Lafferty closed the antique shop three or four years ago and sold the property to buy a house in Naugatuck.

“The fellow that bought it; I don’t think he cares about it,” Lafferty said.

Lafferty said he would like to see the town take an interest in the property.

“It’s probably one of the most historically significant properties in town,” said Krenesky, who put the schoolhouse on the state’s register of historic places a few years ago.

Krenesky said people have suggested moving the schoolhouse to various places over the years, including Matthies Park, the Wolfe Avenue property, and even in front of Town Hall.

“As a historian myself … we would love to have that building,” Krenesky said.

Officials had hoped they could simply pluck up the whole schoolhouse, load it on a flatbed, and haul it to its new location with the help of in-kind donations.

However, that may no longer be possible.

“It is not in terrific shape,” Krenesky said.

Much of the building’s woodwork is rotted through and holes in the ceiling and broken windows leave it exposed to the elements.

Lafferty said the building needs a new roof and the trim on the sides needs to be replaced, but he thinks the structural integrity of the building is solid. He said the biggest problem is that wire guards on the windows were removed, making it easier for the windows to be damaged by rocks.

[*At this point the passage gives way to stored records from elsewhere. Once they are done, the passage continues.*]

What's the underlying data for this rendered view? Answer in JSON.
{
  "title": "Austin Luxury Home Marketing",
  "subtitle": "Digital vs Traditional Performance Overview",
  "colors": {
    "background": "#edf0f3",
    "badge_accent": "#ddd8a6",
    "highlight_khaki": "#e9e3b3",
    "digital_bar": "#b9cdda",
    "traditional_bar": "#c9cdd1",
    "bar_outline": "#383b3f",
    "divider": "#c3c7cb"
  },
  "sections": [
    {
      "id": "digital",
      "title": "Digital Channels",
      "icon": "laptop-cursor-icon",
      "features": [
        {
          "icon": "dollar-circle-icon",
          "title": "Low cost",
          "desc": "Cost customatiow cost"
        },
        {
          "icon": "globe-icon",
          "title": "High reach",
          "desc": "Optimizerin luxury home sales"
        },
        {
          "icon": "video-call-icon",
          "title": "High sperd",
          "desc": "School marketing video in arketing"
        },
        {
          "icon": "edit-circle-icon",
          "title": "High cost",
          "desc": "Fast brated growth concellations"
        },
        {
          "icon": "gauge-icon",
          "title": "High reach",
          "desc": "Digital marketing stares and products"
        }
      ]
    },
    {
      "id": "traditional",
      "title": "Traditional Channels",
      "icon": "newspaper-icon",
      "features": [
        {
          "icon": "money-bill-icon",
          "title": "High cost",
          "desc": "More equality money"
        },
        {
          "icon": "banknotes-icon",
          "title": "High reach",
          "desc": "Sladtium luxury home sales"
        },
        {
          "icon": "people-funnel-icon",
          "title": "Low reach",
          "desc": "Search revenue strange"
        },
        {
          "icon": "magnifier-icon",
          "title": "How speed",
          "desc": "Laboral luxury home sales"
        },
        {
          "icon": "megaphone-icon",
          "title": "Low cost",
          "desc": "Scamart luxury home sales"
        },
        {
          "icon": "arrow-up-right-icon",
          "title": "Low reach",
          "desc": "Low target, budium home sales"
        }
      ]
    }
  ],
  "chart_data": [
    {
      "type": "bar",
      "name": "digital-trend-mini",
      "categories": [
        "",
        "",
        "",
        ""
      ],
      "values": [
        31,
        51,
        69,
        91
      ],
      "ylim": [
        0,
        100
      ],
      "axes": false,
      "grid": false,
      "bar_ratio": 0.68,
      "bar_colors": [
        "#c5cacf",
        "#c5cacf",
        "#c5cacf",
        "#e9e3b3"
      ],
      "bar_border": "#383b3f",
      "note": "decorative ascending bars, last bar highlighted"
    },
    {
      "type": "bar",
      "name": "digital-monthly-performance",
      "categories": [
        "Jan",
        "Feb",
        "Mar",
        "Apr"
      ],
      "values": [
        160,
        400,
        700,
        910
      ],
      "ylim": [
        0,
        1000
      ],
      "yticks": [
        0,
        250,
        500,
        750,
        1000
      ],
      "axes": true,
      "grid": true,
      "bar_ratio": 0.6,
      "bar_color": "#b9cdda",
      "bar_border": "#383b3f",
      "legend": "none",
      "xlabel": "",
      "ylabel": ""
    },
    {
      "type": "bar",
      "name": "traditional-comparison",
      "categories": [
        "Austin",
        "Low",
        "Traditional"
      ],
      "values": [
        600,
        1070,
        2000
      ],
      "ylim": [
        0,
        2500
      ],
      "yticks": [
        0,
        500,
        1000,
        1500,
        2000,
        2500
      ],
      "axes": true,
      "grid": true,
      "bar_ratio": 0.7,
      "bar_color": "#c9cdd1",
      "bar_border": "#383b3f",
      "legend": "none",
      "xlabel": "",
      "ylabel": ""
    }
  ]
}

Lafferty said it’s really sad to see something historically significant as the schoolhouse falling into disrepair. He felt that if the town started a fund, people would contribute to save the building.

At this point, Krenesky speculated, they would have to take the house apart and reassemble it at a new location — if it survived the trip.

“It would be a great little building to use by the historical society as a small little historical museum,” Krenesky said.